Former border super-hawk Kirsten Gillibrand: Sure, I could support tearing down some border fencing

Let this serve as your daily reminder that she is, in fact, The Worst™. I don’t use the term “border super-hawk” lightly either but she earned it for her approach to immigration as a young Blue Dog Dem representing a conservative district in upstate New York 10 years ago. In some alternate reality she never got appointed to the Senate and is currently Trump’s most hardcore Democratic backer in the House, pissing off progressives by backing him to the hilt on the wall.

Nah, I’m just kidding. A Twitter pal is right that she would have been wiped away as part of the big red wave of 2010. Instead we’re stuck in this reality, where she’s a pretend leftist who’s headed for one percent of the vote in the Democratic primaries. That’s the only consolation in watching this clip. Beto really might support open borders on the merits but Gillibrand’s simply saying the most expedient thing she can say, as she does at every moment. If a miracle occurred to make her the nominee and she suddenly had to face a purplish national electorate, she’d drop her open-borders stance as quickly as she dropped her strong-borders stance before.

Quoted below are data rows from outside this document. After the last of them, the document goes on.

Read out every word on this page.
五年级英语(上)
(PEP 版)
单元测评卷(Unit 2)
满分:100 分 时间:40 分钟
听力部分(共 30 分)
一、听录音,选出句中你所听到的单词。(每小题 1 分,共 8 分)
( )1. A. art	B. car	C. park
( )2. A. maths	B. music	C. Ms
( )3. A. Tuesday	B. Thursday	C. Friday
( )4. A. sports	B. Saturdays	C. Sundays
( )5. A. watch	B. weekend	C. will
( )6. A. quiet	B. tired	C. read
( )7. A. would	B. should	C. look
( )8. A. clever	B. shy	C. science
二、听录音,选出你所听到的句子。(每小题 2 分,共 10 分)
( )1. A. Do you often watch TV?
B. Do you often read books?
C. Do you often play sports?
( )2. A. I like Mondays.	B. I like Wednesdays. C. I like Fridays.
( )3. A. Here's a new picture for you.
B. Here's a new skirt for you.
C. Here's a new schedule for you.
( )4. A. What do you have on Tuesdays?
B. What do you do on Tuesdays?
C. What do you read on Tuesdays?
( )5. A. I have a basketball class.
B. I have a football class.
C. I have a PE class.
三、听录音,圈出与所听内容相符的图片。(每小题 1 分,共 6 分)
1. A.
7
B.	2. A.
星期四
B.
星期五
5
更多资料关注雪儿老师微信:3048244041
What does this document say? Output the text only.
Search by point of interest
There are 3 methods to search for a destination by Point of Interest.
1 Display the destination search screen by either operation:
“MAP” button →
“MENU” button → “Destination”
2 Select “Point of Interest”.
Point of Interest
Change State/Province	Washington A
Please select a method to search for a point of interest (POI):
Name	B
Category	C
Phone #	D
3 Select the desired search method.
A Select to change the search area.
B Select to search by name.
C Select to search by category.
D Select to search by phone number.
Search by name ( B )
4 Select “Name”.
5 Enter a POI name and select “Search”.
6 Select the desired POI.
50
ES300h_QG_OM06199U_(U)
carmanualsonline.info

Speaking of centrists and the Democratic primaries, Howard Schultz somehow figured out a way to get the left to hate him even more, a feat I would not have guessed was possible:

Former Starbucks CEO Howard Schultz said Thursday that he would be willing to abandon his presidential ambitions midstream if Democrats nominate a centrist who makes it too difficult for him to win as an independent candidate…

A more moderate Democratic nominee, such as former vice president Joe Biden or former New York mayor Michael Bloomberg, could complicate Schultz’s perceived path to victory.

“I would reassess the situation if the numbers change as a result of a centrist Democrat winning the nomination,” Schultz said.

Having an independent run by Schultz scare Democratic primary voters into supporting a centrist as party nominee is the worst-case scenario for progressives, I assume. If they had to choose between, say, a binary Biden-versus-Trump race and a three-way contest between Bernie Sanders, Trump, and Schultz, I think they’d take the latter. At least in the second situation they get a nominee about whom they’re truly excited and who would push the country much further left if elected. And there’s no guarantee that Schultz would, as most pundits expect, end up pulling more votes from Sanders than from Trump. He *might* benefit Democrats by jumping in and stealing some center-right votes from suburbanites who dislike Trump but would otherwise prefer him to the Democratic candidate. Schultz is doing what little he can here to push them towards their least favorite outcome.

And when I say “little,” I do mean little. Very, very little.

Exit question: Has Open-Borders Beto finally decided to jump in? Sure sounds like it.